One has to admit that Pakistan, as it stands today, is an example of the complete failure of the liberal to shape the national narrative. The question is not whether liberals are right or wrong, but rather: what is the scorecard of those who do believe in the liberal cause? In the belief that the Islamist will become milder if appeased, the liberal has forsaken his own cause. While the Islamist has become radical, the liberal has become a hypocrite. And the hypocrisy is motivated by the mistaken belief that it will help pre-empt the Islamist’s demand for another pound of flesh.

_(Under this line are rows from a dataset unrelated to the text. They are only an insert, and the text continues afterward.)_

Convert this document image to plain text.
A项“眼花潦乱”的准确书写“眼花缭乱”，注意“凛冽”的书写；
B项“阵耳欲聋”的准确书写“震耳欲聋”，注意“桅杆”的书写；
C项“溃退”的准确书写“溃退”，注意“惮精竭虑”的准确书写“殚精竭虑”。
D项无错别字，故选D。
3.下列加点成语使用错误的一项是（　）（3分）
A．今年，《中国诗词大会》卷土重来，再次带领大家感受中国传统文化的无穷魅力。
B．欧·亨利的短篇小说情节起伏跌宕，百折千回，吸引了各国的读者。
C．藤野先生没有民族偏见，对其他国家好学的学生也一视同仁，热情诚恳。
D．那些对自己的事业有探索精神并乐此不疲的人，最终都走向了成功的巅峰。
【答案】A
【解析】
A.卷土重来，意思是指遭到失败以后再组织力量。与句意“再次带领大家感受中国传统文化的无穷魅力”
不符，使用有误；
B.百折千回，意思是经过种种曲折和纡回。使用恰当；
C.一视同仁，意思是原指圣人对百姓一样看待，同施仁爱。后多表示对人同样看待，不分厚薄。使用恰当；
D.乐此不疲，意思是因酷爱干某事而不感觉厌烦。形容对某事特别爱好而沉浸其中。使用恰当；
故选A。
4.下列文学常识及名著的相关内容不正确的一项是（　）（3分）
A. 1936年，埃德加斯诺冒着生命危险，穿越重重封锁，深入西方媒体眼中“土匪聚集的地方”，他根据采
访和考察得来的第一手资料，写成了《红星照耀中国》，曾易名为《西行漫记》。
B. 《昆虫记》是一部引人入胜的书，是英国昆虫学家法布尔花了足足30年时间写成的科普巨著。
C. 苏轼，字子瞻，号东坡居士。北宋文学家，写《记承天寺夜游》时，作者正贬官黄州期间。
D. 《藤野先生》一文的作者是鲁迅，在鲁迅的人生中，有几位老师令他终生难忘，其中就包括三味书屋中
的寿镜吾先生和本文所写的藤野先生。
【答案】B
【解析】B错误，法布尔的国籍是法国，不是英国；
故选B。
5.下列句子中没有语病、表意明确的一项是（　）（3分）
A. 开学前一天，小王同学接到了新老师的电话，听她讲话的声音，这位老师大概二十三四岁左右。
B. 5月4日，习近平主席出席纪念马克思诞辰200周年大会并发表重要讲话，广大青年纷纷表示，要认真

In voting for prohibition, in declaring Ahmadis non-Muslim, in stamping the state with a belief and allowing it to become enforcer of religion as opposed to facilitator, and in opting for hypocrisy as a considered device to seem agreeable to the Islamist, the liberal has abandoned his cause. With the rise of this pragmatic liberal, the starting point for any negotiation with the Islamist is not a liberal but a centrist position and any settlement is by default in the zone between the centre and extreme right. Is the rightward drift of the polity surprising?